Star Realms is the most traditional deckbuilding game of the two, where cards are dealt into a central pool and new cards are added as soon as old ones are purchased. Both players are buying from the same pool, so part of the strategy is denying the other player good cards while strengthening your own deck. The game's fine, but there's a very limited pool of cards - about 20 or 30 - so it doesn't take long to see them all. There are different factions with different flavours, but essentially resources are so limited that you're really buying cards based on cost rather than sticking to one faction. As far as I could tell, there are two key strategies here. The first is to get cards that allow you to scrap other cards in your deck - that way you can remove all the dead wood base cards that you started with and focus on drawing the good new cards you're purchasing. The second thing is to grab as many cards as you can that allow you to draw more cards. They're essentially free and will allow you to rapidly burn through your deck. The other thing I noticed is that you can essentially forget all about your opponent and just focus on building your own deck. Don't worry about attacking him or the cards he's got, that will essentially automatically be taken care of as your own deck evolves. Oh, and don't blindly hit 'play all' as I was doing to start with. The order you play your cards can actually make a big difference. Anyway, it was fun, but that's essentially it for strategy. There's no other variety because there's such a limited card pool. New cards would make a difference to the game, but as it is, I'm done. Apparently, it's based on a proper card version which has just received an expansion, so maybe there'll be an update to the app down the line.
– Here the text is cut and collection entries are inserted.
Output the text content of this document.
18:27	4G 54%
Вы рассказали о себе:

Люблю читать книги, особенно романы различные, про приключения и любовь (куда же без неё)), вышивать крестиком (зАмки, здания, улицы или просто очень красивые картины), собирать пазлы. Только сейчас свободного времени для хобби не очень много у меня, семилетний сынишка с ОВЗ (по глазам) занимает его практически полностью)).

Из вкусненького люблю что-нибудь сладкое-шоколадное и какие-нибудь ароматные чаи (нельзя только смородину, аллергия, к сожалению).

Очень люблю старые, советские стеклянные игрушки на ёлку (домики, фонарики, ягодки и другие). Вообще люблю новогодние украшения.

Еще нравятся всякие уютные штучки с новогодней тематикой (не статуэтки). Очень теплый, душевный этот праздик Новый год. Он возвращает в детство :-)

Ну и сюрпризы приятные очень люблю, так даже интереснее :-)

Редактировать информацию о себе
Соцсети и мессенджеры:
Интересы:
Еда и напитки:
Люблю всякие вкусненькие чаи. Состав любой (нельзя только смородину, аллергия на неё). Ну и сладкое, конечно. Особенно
The other game was War of Omens, which I played in the browser. This game follows the deckbuilding concept, but instead of a joint card pool, each player has their own card pool, so you also get a bit of deck construction strategy. This one is free to play, so you do have to purchase new cards. You do earn points by winning matches, so you can grab extra boosters every now and then, but it's clear they'd prefer you to be fronting real cash. This one again has different factions, but this time because you're building your own draw-deck to begin with, it means you do get to appreciate the different flavours of each faction much more, and they do feel quite different. The base two factions each focus on a single resource - one on food and one on money - so aren't too exciting (though they do have some good synergy cards), but the other two factions are mechanically much more interesting. The first focuses on one-off spells rather than getting permanents in play, which is what the base factions are all about. This feels very different because normally you're buying cards to add to your deck, but here they're scrapped as soon as you buy them. It totally changes the way you think about the game. The final faction (currently) is another game changer. Normally you want to play cards as soon as they come into your hand, but this faction's cards increase in power the longer you keep them in your hand. This not only slows down the rate you play cards, but also - because you have a limited hand size - slows down the rate at which you draw new cards and gain resources. It's a lot of juggling, but it does mean you have the potential of some super powerful cards later in the game. Overall, I really enjoyed War of Omens. There's a lot more strategic depth and variety in the factions, and I'm definitely interested in revisiting it later on. The game's still pretty early - for example, they've only created half a campaign for one of the factions so far - so there's a lot more to come. I look forward to seeing where it goes. Anyway, normal service will now be resumed.